Whenever I've played with any AI writing tools, I've seen this first-hand. Even when I don't ask the AI to produce brand-new information but only ask it to rewrite or summarize my own notes, the AI continues to misunderstand and misquote my claims.

The most insidious part of these frequent inaccuracies is their appearance of truth. ChatGPT's writing seems believable. It gets things right about 80% of the time on most topics. But what happens with the other 20%?

Janet Haven expressed the same worry in "ChatGPT and the future of trust":

"But while its output is entertaining, sometimes funny, and fluent — convincingly so — it is also unreliable, generating responses that can be spectacularly wrong. In an information environment in which trust is extremely low and mis- and disinformation are rampant, ChatGPT’s parlor trick of human mimicry pours gas on an already flaming dumpster fire."

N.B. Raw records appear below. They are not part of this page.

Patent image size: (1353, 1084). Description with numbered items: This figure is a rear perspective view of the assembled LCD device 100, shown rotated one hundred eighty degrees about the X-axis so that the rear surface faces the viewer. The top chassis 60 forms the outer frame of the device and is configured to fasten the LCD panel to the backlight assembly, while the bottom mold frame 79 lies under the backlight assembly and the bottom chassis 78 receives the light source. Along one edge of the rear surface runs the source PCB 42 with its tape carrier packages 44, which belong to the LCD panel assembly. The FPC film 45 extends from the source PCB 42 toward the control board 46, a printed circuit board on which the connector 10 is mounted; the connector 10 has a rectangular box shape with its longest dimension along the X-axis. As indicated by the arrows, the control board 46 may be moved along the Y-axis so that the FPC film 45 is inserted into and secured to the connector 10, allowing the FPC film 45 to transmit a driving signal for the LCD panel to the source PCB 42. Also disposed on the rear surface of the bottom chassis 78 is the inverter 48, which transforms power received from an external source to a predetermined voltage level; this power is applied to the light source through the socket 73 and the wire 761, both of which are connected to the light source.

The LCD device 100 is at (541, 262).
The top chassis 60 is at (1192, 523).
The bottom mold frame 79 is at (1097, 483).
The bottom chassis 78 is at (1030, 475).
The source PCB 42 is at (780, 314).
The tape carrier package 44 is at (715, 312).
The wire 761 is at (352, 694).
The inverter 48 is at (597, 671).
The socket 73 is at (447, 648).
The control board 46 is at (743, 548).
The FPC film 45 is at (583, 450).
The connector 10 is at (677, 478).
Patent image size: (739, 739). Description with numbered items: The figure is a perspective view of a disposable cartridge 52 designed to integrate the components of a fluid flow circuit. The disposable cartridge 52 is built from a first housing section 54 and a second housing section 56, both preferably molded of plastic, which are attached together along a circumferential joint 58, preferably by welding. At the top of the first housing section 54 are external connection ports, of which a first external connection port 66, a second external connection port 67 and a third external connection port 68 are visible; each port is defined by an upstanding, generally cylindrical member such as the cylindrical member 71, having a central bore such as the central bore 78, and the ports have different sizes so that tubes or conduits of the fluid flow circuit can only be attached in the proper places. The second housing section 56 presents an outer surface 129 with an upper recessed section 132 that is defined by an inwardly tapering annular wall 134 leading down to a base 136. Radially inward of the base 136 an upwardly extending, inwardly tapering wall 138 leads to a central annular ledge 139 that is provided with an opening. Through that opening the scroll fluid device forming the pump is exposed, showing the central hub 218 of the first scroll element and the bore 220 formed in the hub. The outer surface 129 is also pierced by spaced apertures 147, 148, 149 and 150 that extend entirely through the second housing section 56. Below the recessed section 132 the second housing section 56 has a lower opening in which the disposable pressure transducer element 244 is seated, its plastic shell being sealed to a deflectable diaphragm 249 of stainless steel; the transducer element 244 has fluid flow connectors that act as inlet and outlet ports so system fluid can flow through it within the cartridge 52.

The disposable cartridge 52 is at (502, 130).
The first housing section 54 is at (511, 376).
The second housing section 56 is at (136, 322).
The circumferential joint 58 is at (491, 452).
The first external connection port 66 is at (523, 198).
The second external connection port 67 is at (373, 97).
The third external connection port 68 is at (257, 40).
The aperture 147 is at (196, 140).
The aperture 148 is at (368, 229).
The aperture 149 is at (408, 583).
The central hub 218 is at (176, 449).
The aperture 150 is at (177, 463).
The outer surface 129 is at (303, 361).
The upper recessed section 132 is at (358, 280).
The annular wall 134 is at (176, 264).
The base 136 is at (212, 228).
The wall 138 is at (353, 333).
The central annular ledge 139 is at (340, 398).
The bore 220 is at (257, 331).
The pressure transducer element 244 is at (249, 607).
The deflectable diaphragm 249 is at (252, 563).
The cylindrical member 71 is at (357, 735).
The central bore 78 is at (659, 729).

It's easy to let your guard down and stop cross-referencing every single statement the algorithm spits out at you. But the second you trust those answers, you might be in trouble.

What Now?

I'd like to leave you with a quote from the wonderful essay "The Expanding Dark Forest and Generative AI" by Maggie Appleton:

"You thought the first page of Google was bunk before? You haven't seen Google where SEO optimizer bros pump out billions of perfectly coherent but predictably dull informational articles for every longtail keyword combination under the sun."

Don't let the AI blind you. Your marketing work will still need a human touch, as much as you'd like to believe otherwise.